Re: What about improving the rules system we have, was Re: Rules going away - Mailing list pgsql-general

From Tom Lane
Subject Re: What about improving the rules system we have, was Re: Rules going away
Date
Msg-id 4116.1317226367@sss.pgh.pa.us
Whole thread Raw
In response to What about improving the rules system we have, was Re: Rules going away  (Chris Travers <chris.travers@gmail.com>)
Responses Re: What about improving the rules system we have, was Re: Rules going away  (Chris Travers <chris.travers@gmail.com>)
List pgsql-general
Chris Travers <chris.travers@gmail.com> writes:
> On Wed, Sep 28, 2011 at 7:34 AM, Tom Lane <tgl@sss.pgh.pa.us> wrote:
>> I think the true state of affairs is this: rules have a lot of
>> surprising behaviors, and if we could think of something that works more
>> straightforwardly, we'd love to replace them.

> I guess my question is what it would take to eliminate some of the
> very surprising behaviors.

You're certainly right that unexpected multiple evaluations of volatile
expressions is the first thing that bites people.  (I don't believe
that's restricted to DO ALSO vs INSTEAD though.)  I think there are
also some fairly serious performance issues for large tables, stemming
from the rule system's tendency to create large joins under-the-hood for
any rewritten UPDATE or DELETE.  Not sure what else.
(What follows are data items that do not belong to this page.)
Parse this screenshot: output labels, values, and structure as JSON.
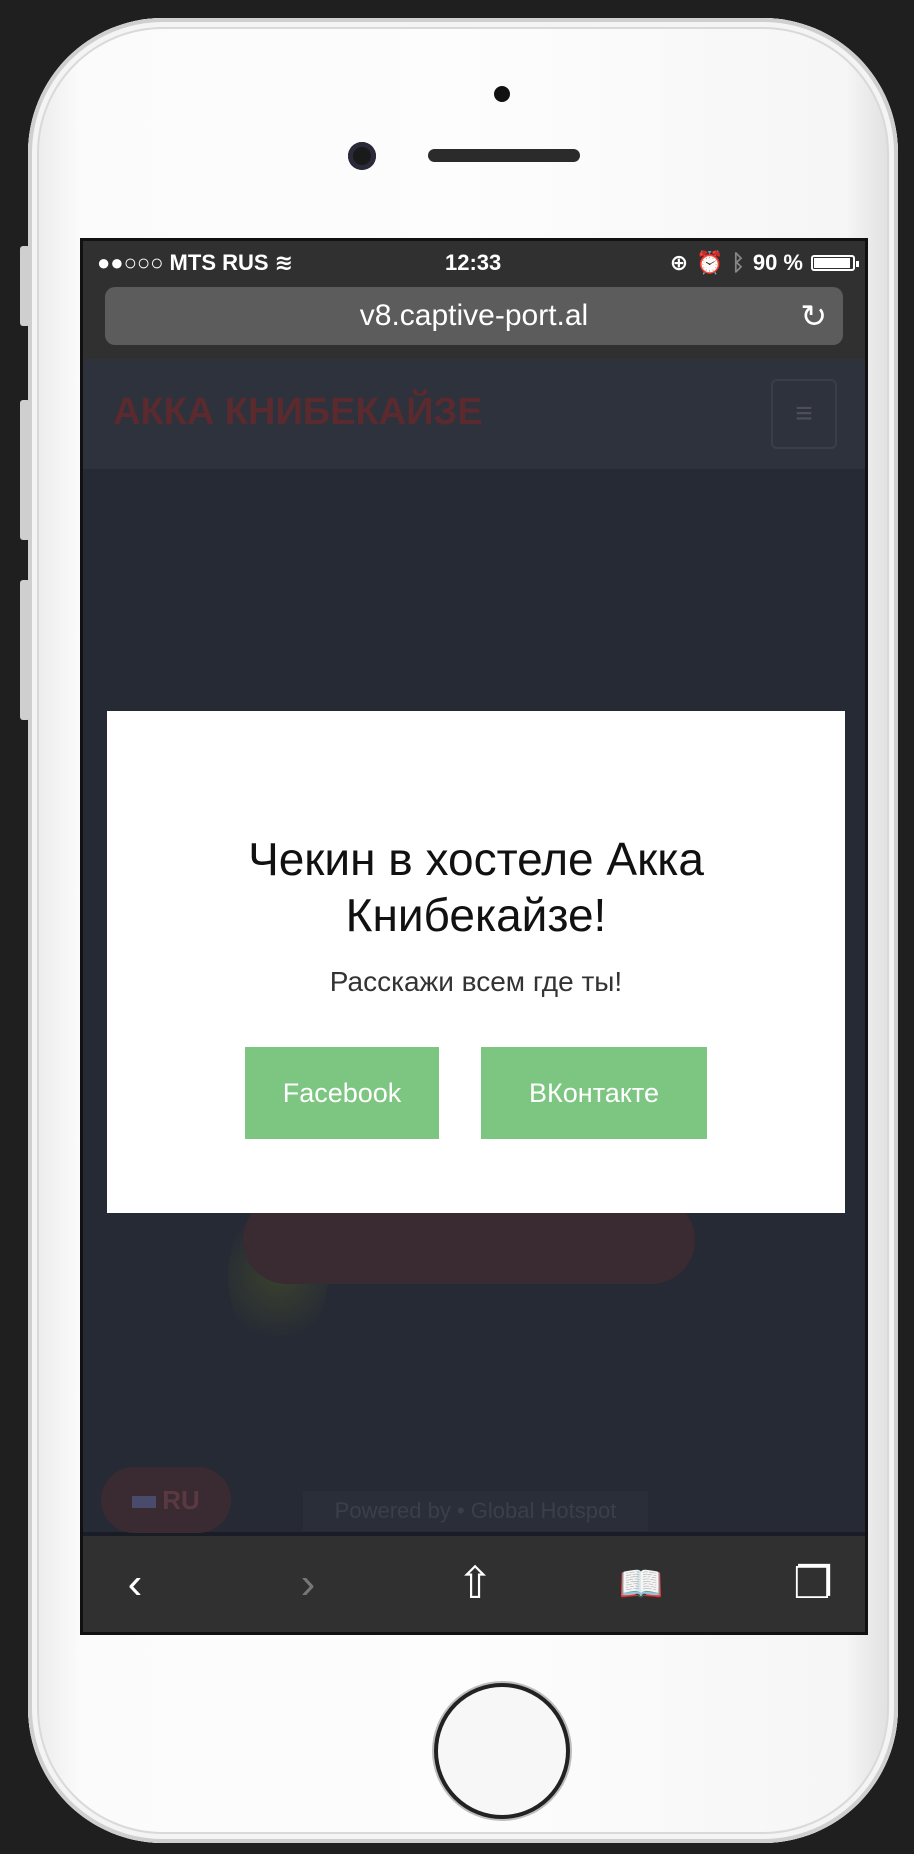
{
  "status_bar": {
    "carrier": "●●○○○ MTS RUS ",
    "wifi_icon": "≋",
    "time": "12:33",
    "battery_percent": "90 %",
    "icons": [
      "lock-rotation-icon",
      "alarm-icon",
      "bluetooth-icon",
      "battery-icon"
    ]
  },
  "browser": {
    "url": "v8.captive-port.al",
    "reload_glyph": "↻"
  },
  "site": {
    "title": "АККА КНИБЕКАЙЗЕ",
    "menu_glyph": "≡",
    "language": "RU",
    "powered_by": "Powered by  •  Global Hotspot"
  },
  "modal": {
    "title": "Чекин в хостеле Акка Книбекайзе!",
    "subtitle": "Расскажи всем где ты!",
    "buttons": [
      {
        "label": "Facebook"
      },
      {
        "label": "ВКонтакте"
      }
    ],
    "button_color": "#7dc682"
  },
  "toolbar": {
    "back": "‹",
    "forward": "›",
    "share": "⇧",
    "bookmarks": "📖",
    "tabs": "❐"
  }
}
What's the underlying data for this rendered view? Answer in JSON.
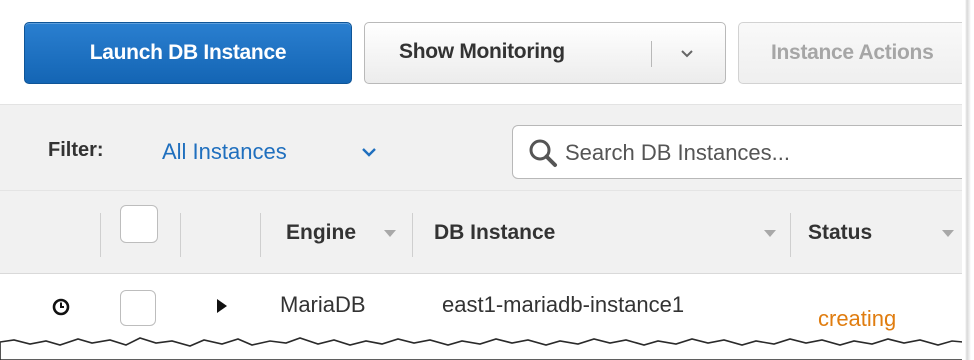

> Instead of considering deprecating and replacing rules with something
> else, I guess I am wondering if the issues re fundamental or issues of
> implementation.  It seems to me we might get more mileage out of
> pondering a Rules 2.0 approach, discussing the specifications, etc.
> that we would in looking for an alternative.
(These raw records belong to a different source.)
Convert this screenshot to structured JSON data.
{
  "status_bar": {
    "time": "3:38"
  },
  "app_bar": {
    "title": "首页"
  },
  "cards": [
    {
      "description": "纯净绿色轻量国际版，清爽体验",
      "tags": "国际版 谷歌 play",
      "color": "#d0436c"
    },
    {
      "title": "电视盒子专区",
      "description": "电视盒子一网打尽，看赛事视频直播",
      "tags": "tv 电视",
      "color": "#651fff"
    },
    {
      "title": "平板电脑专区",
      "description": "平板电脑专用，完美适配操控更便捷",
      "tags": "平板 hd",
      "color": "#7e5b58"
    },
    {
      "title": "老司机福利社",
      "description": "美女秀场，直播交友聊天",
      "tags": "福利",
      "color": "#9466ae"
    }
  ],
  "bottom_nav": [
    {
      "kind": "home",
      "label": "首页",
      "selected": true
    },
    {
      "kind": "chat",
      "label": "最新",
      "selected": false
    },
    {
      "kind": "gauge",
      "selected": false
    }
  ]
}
Maybe.  The advantage of something-thats-not-a-rule is that it would
dodge all issues of backwards compatibility, since we could just leave
the rule system behaving as-is until we were ready to remove it
altogether.  If we try to tweak the semantics of rules then we're likely
to break things for people who are using them now.  But having said
that, it's not unreasonable to think about it and try to scope out
exactly what we might tweak.

> [ proposal involving a "constant NEW tuple" ]

Not sure this specific proposal makes any sense at all.  IMO the only
real advantage that rules have over triggers is that they work on a
set-operation basis not a tuple-by-tuple basis.  Don't see how to
preserve that characteristic while redefining NEW as a static tuple.
(IOW, the example you gave is the least interesting possible case.
Think about how an ON INSERT rule would rewrite an INSERT ... SELECT,
or in general how you'd rewrite cases that process many tuples.)